1. An improved method of vaporizing a compressed liquefied gas stored in a tank at atmospheric temperature with an atmospheric temperature air vaporizer and through which said gas passes for vaporization thereof by utilizing the heat of the ambient air, comprising the step of passing said liquefied gas through a liquid pressure reduction valve so as to reduce its boiling point prior to passing said gas through said vaporizer.

2. The method of claim 1, wherein passing said liquefied gas through said liquid pressure reduction valve increases the difference between the vaporizing temperature of the compressed liquefied gas and the temperature of the ambient air available to supply heat to vaporize said liquefied gas.

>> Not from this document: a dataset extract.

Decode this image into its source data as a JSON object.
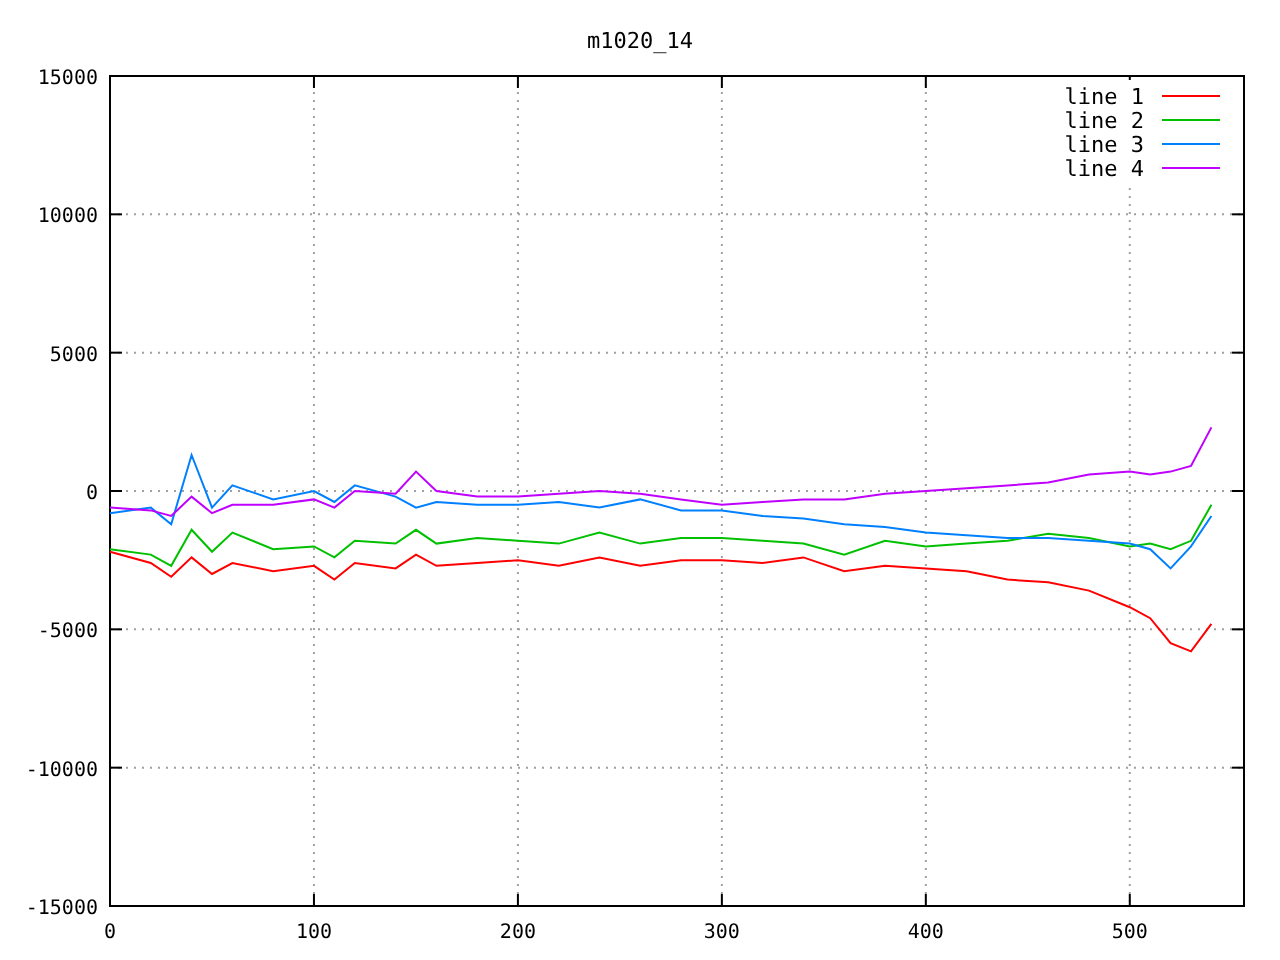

3. The method of increasing the vaporization rate of a compressed liquefied gas stored in an uninsulated tank at atmospheric temperature including and having gas in a liquid phase with gas in a vapor phase thereabove including the steps of withdrawing vaporized gas via a supply line having a pressure control regulator thus allowing the pressure and liquid temperature within the tank to be lowered below the atmospheric air temperature surrounding the tank and thence the pressure within the tank allowed to use as the ambient air heat passes through the tank to subsequently raise the temperature of the gas, comprising placing a secondary external vaporizer in the system separate from said supply line so as to increase the rate of heat transfer from the ambient air to said gas stored in said tank.

4. An improved method of vaporizing liquefied carbon dioxide stored under pressure in a tank wherein said liquid carbon dioxide is passed through a vaporizer and thence withdrawn in a gaseous state via an exit line, the improvement comprising passing said liquefied carbon dioxide through a liquid pressure reduction valve so as to reduce its boiling point prior to passing said gas through said vaporizer and simultaneously controlling the vaporizing pressure within the vaporizer above the triple point of carbon dioxide so as to prevent formation of solid carbon dioxide from forming.

5. The method of claim 4 wherein the vaporizing pressure is controlled by a backpressure control regulator in the exit line.

6. The method of claim 5 including a pressure relief valve positioned between the vaporizer and the backpressure control valve.

7. The method of claim 5 wherein the vaporizing pressure within the vaporizer is maintained above 75.10 PSIA corresponding to a boiling temperature of −69.9° F.